HC Deb 03 August 1882 vol 273 cc707-9

Bill considered in Committee.

(In the Committee.)

Clause 8 (Arbitration under Act 22 and 23 Vict. c. 59).


said, he wished to move an Amendment to this clause, in respect of any services performed under the measure—namely, in page 6, line 19, after "Company," to insert "or any Company or person owning any steam vessel."

Question, "That those words be there inserted," put, and agreed to.

Clause, as amended, agreed to.

Clauses 9 to 12, inclusive, agreed to.

Clause 13 (Application of Act to steam vessels).


said, he wished to move an Amendment requiring steam vessels carrying on regular trade between certain ports of the United Kingdom to carry parcels at a remuneration to be decided by agreement or by arbitration.

Amendment proposed, In page 9, line 7, after "arrive," insert "and where any steam vessel carries on regular communication between a port in the United Kingdom and any other port or place within the United Kingdom, and such steam vessel is neither owned nor worked by any Railway Company, the Company or person or persons by whom such steam vessel is owned or worked shall, from and after the passing of this Act, be bound to convey parcels, and the remuneration due for the services rendered by such steam vessel, in respect of the conveyance of parcels, shall be determined by agreement between the Postmaster General and the Company or person or persons owning or working such steam vessel, or, in case of difference, such remuneration shall be determined by arbitration, and the amount so determined shall be paid direct to such Company or person or persons, and the parcels conveyed by such steam vessel shall not, in respect of that conveyance, be deemed to be parcels conveyed by Railway."—(Mr. Pender.)

Question, "That those words be there inserted, put, and agreed to.
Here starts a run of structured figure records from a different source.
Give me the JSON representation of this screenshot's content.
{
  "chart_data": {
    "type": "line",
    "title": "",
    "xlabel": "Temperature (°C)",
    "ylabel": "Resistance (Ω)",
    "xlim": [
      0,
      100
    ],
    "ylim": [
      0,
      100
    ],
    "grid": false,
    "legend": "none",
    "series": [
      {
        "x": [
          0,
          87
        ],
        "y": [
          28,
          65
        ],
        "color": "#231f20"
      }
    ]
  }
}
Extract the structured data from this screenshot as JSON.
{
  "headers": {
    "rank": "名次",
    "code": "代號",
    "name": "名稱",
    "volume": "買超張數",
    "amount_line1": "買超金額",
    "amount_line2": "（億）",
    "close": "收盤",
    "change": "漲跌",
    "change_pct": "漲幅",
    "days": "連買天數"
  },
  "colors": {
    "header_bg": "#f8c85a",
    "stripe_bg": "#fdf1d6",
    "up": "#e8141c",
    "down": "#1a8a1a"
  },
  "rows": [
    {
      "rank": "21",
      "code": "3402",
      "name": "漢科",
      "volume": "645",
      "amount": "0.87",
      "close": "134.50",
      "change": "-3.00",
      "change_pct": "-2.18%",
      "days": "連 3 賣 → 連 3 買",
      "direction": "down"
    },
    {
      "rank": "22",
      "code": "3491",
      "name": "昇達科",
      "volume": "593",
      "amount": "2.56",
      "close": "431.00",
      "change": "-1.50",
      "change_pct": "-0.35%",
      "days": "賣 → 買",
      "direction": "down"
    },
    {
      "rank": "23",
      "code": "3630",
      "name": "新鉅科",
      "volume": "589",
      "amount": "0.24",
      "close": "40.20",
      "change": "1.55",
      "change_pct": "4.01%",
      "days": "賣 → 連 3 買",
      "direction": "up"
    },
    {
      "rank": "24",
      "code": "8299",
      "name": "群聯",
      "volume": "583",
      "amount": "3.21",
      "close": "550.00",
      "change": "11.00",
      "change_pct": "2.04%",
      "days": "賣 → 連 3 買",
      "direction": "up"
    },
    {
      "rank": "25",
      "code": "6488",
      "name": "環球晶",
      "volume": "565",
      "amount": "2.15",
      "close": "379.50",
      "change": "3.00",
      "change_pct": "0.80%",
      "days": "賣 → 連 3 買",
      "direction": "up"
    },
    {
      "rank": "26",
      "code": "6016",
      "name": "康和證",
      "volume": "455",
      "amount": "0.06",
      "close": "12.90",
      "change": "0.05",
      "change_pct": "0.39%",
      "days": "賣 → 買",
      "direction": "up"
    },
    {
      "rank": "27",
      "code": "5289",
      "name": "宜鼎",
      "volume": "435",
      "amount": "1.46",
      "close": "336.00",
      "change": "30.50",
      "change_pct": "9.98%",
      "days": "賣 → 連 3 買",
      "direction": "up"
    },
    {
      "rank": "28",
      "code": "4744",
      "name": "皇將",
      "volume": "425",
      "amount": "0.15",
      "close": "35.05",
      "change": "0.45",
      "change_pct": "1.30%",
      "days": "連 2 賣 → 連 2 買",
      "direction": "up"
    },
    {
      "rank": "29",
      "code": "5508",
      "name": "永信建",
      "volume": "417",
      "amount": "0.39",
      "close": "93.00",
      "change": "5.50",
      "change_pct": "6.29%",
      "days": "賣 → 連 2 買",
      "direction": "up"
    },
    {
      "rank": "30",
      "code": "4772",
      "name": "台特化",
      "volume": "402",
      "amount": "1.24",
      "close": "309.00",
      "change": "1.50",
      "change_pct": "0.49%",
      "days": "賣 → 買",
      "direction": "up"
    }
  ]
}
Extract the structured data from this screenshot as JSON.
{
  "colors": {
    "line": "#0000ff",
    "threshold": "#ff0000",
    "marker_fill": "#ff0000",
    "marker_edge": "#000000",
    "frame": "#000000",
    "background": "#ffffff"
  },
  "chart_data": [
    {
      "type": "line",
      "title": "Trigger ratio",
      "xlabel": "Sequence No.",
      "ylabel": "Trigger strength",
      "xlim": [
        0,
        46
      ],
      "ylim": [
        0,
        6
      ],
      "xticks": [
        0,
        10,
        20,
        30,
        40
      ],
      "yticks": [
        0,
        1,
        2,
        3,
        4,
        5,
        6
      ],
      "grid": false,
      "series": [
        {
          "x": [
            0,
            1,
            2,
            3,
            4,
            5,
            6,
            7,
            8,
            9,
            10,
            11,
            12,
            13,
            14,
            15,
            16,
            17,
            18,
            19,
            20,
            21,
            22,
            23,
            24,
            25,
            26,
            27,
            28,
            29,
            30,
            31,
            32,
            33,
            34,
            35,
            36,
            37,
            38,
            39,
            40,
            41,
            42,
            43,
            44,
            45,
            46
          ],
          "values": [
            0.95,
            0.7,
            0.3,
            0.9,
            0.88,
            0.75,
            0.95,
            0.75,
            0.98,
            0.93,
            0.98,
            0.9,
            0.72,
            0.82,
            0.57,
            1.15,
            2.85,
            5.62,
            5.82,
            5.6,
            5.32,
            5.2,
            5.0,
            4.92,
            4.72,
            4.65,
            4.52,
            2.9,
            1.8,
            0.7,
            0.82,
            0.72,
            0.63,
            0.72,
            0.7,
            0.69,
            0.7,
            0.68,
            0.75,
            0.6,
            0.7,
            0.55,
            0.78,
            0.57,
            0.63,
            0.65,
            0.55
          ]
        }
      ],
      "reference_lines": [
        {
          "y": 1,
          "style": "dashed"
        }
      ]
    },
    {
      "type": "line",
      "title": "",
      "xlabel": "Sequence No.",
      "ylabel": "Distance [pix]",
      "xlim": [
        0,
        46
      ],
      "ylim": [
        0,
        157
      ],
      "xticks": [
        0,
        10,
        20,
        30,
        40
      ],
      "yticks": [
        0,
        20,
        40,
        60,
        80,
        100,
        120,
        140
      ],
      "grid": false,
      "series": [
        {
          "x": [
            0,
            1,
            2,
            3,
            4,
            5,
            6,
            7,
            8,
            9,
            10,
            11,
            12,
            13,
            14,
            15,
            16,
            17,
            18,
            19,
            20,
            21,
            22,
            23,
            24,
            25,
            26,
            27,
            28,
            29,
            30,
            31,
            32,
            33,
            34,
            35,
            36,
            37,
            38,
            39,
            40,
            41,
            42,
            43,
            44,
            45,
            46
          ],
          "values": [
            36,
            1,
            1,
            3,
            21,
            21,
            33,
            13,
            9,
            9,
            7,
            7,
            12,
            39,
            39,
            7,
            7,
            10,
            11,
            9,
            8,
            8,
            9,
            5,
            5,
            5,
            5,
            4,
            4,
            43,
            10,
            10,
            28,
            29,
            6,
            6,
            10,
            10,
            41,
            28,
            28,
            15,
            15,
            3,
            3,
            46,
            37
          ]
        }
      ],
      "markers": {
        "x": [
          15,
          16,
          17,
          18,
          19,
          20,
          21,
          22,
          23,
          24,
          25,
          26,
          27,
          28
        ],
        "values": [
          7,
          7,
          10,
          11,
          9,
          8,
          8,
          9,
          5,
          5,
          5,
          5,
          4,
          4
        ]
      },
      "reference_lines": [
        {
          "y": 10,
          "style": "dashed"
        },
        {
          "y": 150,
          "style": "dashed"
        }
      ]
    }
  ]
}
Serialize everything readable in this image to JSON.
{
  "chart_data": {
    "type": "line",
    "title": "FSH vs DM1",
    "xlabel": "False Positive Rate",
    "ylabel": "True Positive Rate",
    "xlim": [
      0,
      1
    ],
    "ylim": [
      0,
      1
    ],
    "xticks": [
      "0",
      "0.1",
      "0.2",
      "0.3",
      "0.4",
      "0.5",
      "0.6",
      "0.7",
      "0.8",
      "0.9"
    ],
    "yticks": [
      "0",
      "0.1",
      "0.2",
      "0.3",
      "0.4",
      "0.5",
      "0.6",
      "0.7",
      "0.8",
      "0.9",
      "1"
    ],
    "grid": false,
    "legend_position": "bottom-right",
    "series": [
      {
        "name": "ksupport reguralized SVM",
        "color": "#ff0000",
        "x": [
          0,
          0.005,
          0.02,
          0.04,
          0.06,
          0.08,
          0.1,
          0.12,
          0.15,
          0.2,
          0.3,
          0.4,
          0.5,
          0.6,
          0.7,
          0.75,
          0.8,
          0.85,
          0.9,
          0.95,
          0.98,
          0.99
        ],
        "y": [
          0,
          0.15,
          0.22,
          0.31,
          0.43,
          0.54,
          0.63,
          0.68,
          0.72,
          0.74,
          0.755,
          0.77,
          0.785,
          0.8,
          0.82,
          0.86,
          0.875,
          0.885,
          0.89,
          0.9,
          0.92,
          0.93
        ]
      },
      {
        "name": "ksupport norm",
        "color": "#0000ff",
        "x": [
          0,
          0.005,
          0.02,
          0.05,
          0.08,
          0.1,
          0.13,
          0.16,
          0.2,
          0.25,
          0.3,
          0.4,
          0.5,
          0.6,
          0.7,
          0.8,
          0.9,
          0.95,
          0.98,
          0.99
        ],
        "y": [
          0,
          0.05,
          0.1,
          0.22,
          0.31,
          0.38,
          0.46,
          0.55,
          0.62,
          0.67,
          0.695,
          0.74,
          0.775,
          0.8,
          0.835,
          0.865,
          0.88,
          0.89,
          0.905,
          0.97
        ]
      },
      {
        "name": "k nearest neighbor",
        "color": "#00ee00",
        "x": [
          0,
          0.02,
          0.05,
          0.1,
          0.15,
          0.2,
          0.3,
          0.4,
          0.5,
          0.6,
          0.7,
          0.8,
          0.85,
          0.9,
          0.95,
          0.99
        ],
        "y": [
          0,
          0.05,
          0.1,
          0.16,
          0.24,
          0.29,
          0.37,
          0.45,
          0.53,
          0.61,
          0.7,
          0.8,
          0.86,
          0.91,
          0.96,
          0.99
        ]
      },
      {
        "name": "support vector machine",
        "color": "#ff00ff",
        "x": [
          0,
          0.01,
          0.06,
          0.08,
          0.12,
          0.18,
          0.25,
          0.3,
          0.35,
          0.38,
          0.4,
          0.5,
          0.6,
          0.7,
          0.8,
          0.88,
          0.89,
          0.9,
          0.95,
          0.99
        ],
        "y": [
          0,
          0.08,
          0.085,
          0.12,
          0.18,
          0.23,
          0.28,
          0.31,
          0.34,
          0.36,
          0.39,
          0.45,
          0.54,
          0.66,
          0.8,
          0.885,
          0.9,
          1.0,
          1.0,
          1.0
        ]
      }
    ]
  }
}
Clause, as amended, agreed to.

Remaining clauses agreed to.

First Schedule agreed to.

Second Schedule.


wished to ask the Postmaster General, what arrangement would be made to deal with the very large increase of labour that would fall upon the shoulders of that ill-paid class of public servants, the letter carriers, when this Bill became law? The work of these men would not only be increased in carrying parcels to the persons to whom they were addressed in the country districts, but in collecting them, and taking them to the post towns. He did not know what amount of extra carrying the Postmaster General expected in consequence of the passage of the Bill; but if the Parcels Post was availed of to anything like a large extent, the additional labour to the letter carriers would be very great. Had the Postmaster General taken this matter into his consideration; and did he intend, besides increasing the wages of the carriers, to substitute mail carts in certain of the rural districts for the ordinary walking postmen?


said, this matter had been before the attention of the Post Office authorities for some considerable time, and they had asked the Provincial postmasters to furnish reports as to the charge which would probably have to be made for carts where at present there were foot posts. He had no doubt that many rural districts, instead of being served by foot posts, would be served by carts; and, therefore, the labour of many letter carriers would be reduced.

Second Schedule agreed to.

Third Schedule agreed to.

House resumed.

Bill reported; as amended, to be considered To-morrow.